Sürekli daha çok istiyorum  paterni---  Sürekli karşısındakinden çok şey beklerler fakat karşısındakine çok az verirler. Doyurulması gereken, çok yoğun ve hatta sınırsız ihtiyaçları vardır. Beraber olduğu kişinin süreki verici olmayı hazmetmesi gerekir.

Kurban paterni--- Bu tip kişiler başlarına ne gelirse ve ne yaşanırsa tüm suçu karşısındakine yüklerler. Kendisi zaten her zaman ilişkide kurban olandır.

Korkular, korkular... ardarda sıralarsanız daha onlarcası mevcut. Bir de değişik kişilik paternleri de cabası.( Pasif olmayı tercih etme, asilik, sabırsızlık, ben merkezlilik vs.vs......)

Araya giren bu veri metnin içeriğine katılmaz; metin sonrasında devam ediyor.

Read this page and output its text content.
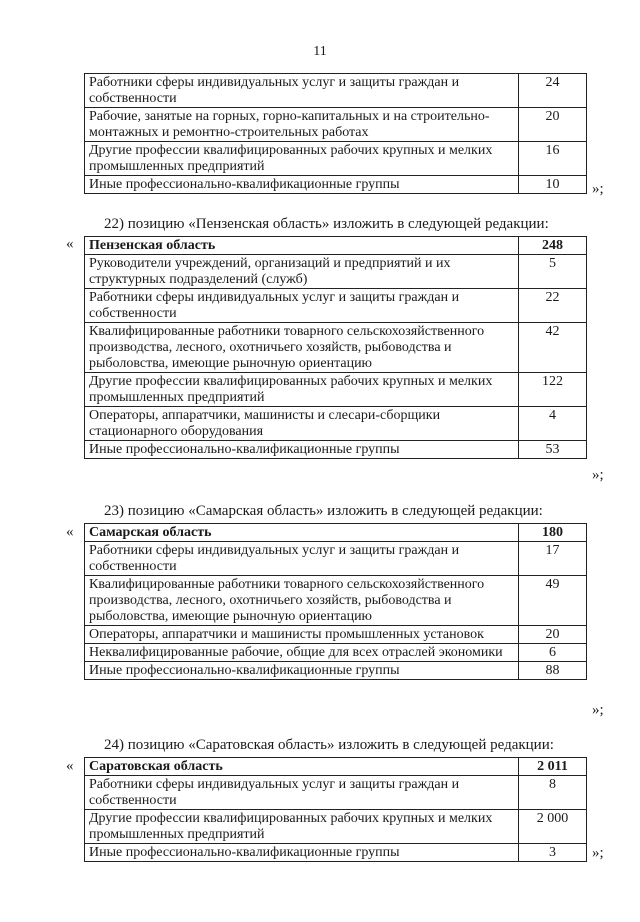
11
Работники сферы индивидуальных услуг и защиты граждан и собственности	24
Рабочие, занятые на горных, горно-капитальных и на строительно-монтажных и ремонтно-строительных работах	20
Другие профессии квалифицированных рабочих крупных и мелких промышленных предприятий	16
Иные профессионально-квалификационные группы	10 »;
22) позицию «Пензенская область» изложить в следующей редакции:
« Пензенская область	248
Руководители учреждений, организаций и предприятий и их структурных подразделений (служб)	5
Работники сферы индивидуальных услуг и защиты граждан и собственности	22
Квалифицированные работники товарного сельскохозяйственного производства, лесного, охотничьего хозяйств, рыбоводства и рыболовства, имеющие рыночную ориентацию	42
Другие профессии квалифицированных рабочих крупных и мелких промышленных предприятий	122
Операторы, аппаратчики, машинисты и слесари-сборщики стационарного оборудования	4
Иные профессионально-квалификационные группы	53
»;
23) позицию «Самарская область» изложить в следующей редакции:
« Самарская область	180
Работники сферы индивидуальных услуг и защиты граждан и собственности	17
Квалифицированные работники товарного сельскохозяйственного производства, лесного, охотничьего хозяйств, рыбоводства и рыболовства, имеющие рыночную ориентацию	49
Операторы, аппаратчики и машинисты промышленных установок	20
Неквалифицированные рабочие, общие для всех отраслей экономики	6
Иные профессионально-квалификационные группы	88
»;
24) позицию «Саратовская область» изложить в следующей редакции:
« Саратовская область	2 011
Работники сферы индивидуальных услуг и защиты граждан и собственности	8
Другие профессии квалифицированных рабочих крупных и мелких промышленных предприятий	2 000
Иные профессионально-квалификационные группы	3 »;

İlişkilerin zor olmasını sağlayan işte bu çeşitlilik zaten. Bir de şunu unutmamalıyız ki her ilişkinin kendine özgülüğü vardır. Her ilişkiyi bir kalıp içine sokabilmek mümkün değil.
Tüm bu anlattıklarımdan çıkarımımız ne olacak?
İlişkinin  sağlıklı, üretken, dinamik ve iki taraf için de besleyici olması için kendimizi dıştan gözlemlemeyi öğrenmemiz lazım. Eğer bu korku veya paternleri taşıyarak bir ilişkiyi derme çatma şekilde sürdürmeye çalışıyorsak, bir süre sonra fonksiyonelliğini kaybedecektir.
Korkularımızı bir kenara bırakıp, tüm maskeleri sıyırıp kendimiz olabildiğimiz ilişkileri kurabiliriz.
Hepimiz en iyiyi hakkediyoruz. Hiç bir zaman daha azıyla yetinmeyin. Ben değişemem, o değişemezleri bir kenara bırakın. Herşey değişebilir. Yeter ki önce inanın ve kararlı olun. Gerisi sevgiyle aşılacaktır.